Strategic acquirors and licensors, meanwhile, want to see how a patent portfolio maps to a more specific product or legal landscape. They evaluate whether claims can be asserted cleanly, defended credibly, and monetized efficiently. They expect a narrative showing how specific patents support licensing models or expand market reach. This is where prosecution choices made early on can dramatically influence exit pathways later.

Building an investor grade portfolio
To maximize both investment potential and partnership opportunities, companies need to file with deliberate commercial intent. Claims should tie directly to revenue drivers and real world use cases. Disclosures and prosecution strategy should leave room for future continuations, giving investors the comfort that the company can adapt as markets evolve.

Acceleration, when used selectively, can be transformative. A rapid US Track One allowance at the right moment—before a term sheet, pilot agreement, or regulatory milestone—can significantly boost confidence of all involved parties. But acceleration should be balanced against cost and longterm claim strength.

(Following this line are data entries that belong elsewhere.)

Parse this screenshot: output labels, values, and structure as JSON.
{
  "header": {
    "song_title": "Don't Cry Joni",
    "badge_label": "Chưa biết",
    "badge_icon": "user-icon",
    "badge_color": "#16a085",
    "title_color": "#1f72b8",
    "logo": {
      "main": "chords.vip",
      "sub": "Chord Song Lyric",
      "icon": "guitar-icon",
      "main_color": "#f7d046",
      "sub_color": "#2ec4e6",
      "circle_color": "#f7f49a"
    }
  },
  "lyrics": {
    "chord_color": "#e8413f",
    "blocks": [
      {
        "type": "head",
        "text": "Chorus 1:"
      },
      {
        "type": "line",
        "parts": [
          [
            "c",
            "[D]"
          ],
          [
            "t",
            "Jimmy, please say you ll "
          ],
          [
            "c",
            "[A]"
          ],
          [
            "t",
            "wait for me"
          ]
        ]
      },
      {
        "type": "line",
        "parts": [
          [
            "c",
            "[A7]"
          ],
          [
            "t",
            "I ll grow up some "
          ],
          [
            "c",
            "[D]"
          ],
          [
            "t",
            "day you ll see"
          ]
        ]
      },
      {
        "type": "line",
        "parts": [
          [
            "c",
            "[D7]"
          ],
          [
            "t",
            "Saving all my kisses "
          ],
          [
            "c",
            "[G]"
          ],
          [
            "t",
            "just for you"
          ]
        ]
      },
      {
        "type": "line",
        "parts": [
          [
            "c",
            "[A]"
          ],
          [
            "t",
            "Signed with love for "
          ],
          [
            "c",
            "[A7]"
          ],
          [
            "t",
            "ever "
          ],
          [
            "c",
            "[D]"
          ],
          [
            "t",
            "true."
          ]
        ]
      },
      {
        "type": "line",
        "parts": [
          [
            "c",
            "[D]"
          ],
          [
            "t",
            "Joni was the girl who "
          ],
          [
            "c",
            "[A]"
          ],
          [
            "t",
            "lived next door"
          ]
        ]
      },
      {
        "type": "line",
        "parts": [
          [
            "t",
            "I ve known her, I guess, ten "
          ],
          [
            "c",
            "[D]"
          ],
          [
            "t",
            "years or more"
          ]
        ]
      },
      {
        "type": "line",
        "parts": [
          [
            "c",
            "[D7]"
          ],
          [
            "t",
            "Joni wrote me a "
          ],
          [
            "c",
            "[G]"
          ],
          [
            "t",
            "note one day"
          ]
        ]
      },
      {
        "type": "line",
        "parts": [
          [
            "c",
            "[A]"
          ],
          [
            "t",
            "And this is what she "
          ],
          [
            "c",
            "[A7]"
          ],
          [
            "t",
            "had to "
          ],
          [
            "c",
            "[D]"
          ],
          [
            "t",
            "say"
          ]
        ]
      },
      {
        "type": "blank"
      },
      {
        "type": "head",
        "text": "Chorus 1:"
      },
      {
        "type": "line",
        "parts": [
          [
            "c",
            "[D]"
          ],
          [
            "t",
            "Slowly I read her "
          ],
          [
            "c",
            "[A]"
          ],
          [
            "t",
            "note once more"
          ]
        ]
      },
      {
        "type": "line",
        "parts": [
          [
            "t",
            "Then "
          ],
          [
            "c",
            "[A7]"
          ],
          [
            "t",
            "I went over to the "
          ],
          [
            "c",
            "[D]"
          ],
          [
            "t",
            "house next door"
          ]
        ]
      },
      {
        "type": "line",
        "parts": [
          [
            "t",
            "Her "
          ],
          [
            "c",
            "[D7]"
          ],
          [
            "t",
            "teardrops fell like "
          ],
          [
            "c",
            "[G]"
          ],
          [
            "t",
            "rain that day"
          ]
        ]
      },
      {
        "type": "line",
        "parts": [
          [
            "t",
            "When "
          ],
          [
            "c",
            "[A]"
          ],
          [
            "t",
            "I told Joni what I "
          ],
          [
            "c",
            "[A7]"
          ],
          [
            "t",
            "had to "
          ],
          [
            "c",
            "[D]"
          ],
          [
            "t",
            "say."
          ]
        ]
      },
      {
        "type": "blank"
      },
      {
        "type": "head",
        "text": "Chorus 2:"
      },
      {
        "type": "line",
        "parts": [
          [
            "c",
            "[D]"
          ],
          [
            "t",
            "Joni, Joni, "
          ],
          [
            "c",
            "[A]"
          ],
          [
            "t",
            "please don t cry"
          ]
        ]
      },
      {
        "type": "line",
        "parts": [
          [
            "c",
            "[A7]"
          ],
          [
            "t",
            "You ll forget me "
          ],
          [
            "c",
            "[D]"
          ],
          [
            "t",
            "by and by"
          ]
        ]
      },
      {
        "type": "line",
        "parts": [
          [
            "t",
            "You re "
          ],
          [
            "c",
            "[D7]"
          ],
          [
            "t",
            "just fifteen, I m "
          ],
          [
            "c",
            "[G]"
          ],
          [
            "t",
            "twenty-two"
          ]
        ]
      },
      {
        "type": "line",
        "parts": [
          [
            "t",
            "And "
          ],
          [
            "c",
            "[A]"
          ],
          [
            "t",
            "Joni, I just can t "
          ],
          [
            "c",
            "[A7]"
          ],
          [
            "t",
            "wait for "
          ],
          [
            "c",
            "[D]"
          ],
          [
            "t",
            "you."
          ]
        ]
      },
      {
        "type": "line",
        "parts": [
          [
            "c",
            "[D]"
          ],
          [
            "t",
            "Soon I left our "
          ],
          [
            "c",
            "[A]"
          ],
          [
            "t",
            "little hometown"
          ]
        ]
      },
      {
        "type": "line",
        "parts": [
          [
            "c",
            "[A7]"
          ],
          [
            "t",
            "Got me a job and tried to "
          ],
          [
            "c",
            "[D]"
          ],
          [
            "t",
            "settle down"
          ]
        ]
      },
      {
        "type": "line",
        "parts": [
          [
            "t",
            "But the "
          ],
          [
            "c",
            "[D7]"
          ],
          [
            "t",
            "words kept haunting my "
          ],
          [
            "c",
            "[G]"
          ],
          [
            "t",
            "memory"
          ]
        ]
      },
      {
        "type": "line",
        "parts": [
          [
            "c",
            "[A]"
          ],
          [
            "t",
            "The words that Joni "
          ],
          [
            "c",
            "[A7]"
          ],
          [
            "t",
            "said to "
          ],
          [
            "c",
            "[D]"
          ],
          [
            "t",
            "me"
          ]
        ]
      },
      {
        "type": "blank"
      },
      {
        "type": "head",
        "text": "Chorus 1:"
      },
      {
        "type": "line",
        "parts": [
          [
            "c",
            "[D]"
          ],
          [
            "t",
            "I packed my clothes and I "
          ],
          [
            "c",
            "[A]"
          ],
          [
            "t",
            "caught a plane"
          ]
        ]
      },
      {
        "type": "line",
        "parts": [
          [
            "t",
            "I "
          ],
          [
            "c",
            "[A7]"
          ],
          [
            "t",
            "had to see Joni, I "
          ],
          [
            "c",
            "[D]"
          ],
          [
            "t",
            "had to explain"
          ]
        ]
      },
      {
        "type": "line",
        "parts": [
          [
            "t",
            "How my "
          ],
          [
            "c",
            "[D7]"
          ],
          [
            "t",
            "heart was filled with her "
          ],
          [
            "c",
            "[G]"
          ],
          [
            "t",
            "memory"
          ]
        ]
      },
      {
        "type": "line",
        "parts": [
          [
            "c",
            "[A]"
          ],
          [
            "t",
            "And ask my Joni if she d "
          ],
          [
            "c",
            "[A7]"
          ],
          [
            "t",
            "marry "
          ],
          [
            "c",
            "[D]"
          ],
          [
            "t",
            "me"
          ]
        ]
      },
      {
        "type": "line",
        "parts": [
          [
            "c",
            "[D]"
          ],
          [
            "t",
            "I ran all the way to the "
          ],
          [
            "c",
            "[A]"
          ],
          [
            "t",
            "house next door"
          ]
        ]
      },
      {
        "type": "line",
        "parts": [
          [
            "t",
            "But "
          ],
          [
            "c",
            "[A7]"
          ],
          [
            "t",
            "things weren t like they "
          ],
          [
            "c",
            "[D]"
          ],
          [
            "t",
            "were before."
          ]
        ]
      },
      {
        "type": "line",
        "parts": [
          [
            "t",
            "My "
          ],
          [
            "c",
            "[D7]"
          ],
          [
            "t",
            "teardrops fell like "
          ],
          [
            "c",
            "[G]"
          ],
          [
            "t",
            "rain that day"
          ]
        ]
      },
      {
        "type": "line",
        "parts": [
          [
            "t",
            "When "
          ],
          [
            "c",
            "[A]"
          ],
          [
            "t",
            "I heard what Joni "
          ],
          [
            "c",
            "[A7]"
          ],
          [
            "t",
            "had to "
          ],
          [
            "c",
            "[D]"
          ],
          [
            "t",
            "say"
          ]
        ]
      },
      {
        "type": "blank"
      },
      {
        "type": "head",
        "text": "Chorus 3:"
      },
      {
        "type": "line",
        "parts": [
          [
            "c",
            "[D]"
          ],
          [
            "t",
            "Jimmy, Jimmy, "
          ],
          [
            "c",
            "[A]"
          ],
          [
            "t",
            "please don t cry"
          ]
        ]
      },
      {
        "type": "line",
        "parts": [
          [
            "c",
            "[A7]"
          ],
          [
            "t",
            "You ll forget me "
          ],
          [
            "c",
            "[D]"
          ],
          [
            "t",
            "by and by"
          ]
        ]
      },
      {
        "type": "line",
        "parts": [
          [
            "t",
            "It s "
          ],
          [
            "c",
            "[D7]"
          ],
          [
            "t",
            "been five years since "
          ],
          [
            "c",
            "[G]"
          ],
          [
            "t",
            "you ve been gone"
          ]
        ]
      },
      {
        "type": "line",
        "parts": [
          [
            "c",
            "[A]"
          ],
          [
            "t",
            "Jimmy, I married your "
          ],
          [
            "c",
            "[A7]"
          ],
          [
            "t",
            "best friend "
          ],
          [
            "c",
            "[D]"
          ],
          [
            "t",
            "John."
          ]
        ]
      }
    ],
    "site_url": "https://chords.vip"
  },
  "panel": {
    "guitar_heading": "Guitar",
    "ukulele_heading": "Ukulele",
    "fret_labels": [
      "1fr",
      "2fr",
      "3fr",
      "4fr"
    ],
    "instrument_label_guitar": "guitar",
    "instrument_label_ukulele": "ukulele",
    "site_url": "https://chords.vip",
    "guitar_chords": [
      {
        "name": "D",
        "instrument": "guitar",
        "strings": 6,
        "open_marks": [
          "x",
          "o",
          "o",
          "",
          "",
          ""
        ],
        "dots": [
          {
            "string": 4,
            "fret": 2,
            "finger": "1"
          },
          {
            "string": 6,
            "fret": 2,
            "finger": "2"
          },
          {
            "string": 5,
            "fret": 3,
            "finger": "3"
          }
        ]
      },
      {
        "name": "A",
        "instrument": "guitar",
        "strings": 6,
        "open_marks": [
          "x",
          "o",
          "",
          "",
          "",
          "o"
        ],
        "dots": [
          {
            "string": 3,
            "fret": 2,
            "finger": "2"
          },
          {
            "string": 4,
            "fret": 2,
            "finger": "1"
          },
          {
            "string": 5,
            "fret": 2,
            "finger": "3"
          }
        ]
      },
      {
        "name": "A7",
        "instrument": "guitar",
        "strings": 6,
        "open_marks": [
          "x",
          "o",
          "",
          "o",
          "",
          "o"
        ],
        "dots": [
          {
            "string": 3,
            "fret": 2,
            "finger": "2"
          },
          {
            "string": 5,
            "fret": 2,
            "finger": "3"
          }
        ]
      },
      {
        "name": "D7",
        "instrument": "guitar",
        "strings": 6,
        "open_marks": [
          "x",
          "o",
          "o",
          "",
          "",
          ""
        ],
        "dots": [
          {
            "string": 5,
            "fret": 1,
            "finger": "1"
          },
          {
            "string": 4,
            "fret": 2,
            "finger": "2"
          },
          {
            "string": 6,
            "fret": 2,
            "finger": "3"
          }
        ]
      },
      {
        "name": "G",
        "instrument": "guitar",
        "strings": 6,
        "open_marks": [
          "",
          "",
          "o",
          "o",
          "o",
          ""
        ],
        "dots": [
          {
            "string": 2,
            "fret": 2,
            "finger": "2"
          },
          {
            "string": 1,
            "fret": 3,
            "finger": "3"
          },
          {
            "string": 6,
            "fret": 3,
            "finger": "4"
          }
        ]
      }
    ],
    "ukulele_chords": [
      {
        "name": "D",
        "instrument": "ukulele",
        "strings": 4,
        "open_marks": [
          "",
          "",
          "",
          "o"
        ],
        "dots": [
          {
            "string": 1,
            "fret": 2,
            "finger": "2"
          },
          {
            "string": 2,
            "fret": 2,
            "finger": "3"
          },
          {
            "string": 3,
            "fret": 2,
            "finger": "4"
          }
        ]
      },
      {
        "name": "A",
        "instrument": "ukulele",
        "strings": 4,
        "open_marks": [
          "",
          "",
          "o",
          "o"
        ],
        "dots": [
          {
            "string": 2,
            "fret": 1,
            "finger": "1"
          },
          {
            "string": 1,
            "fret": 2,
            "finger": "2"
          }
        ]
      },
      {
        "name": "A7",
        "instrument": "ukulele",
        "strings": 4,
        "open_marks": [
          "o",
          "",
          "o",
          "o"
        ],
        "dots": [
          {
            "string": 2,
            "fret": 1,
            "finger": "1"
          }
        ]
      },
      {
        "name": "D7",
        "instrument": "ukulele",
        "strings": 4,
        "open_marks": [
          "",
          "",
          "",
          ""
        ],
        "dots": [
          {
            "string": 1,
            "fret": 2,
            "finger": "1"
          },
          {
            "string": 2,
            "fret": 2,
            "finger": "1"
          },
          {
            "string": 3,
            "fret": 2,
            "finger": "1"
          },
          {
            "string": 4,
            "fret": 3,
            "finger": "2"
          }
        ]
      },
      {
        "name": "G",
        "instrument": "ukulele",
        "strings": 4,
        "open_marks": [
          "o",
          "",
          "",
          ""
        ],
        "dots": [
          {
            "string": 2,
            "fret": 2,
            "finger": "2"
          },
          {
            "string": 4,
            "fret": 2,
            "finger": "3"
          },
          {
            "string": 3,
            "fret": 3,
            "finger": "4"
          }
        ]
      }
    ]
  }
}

The goal is not merely speed but strategic timing and use of available capital.

Portfolio hygiene is equally critical. Companies should put in place procedures to capture and document new innovations, carefully review inventorship for accuracy, and establish clear assignment chains.

A strong US patent portfolio can be far more than a defensive shield: It can be used for marketing and credibility with investors

In due diligence, virtual data rooms should be ready early with organized file histories. The smoother the diligence process, the faster investors can make decisions with less opportunity for doubt to creep in.

International strategy also deserves attention. A US allowance paired with an aligned European or Unitary Patent filing increases options (and leverage) in global negotiations. For technologies tied to formal standards, early attention to standards setting trends and potential SEP positioning creates options for future licensing.

Turning patents into partnering assets
Patents are not only technical records; they are also marketing documents. Disclosures that are framed in ways that investors and partners can immediately understand (even if they are highly technical legal documents) can provide many advantages. This can include explaining possible technical and market advantages in easy to digest language, while also laying out how innovative product features are strategically claimed. This simple mapping can help non patent specialists grasp value quickly.

Key indicators like portfolio size, allowance rate, continuation filings, and coverage across various products help quantify portfolio strength. These metrics translate complex prosecution work into quantifiable results that resonate with decision makers.

Introductory and supporting materials matter as well. A concise one page summary for each flagship patent or application can make the difference between confusion and clarity during an initial discussion. Visual heatmaps showing portfolio breadth, continuation families, and global filings are increasingly expected in pitch decks. These materials help tell a coherent story: not just that patents exist, but that they are strategically aligned with how the company plans to grow.

From IP to EBITDA
Ultimately, a patent portfolio built from the foundation with investor and partnership opportunities considered alongside technical accuracy and legal strategy has high value. This type of portfolio not only protects key innovations but also can attract interest, streamline diligence, and shorten time to deal, thereby increasing value, strengthening defensibility, and leading to positive cash flow. Companies that understand this from the first patent filing are already ahead of the curve in realizing the full potential of the value of their IP.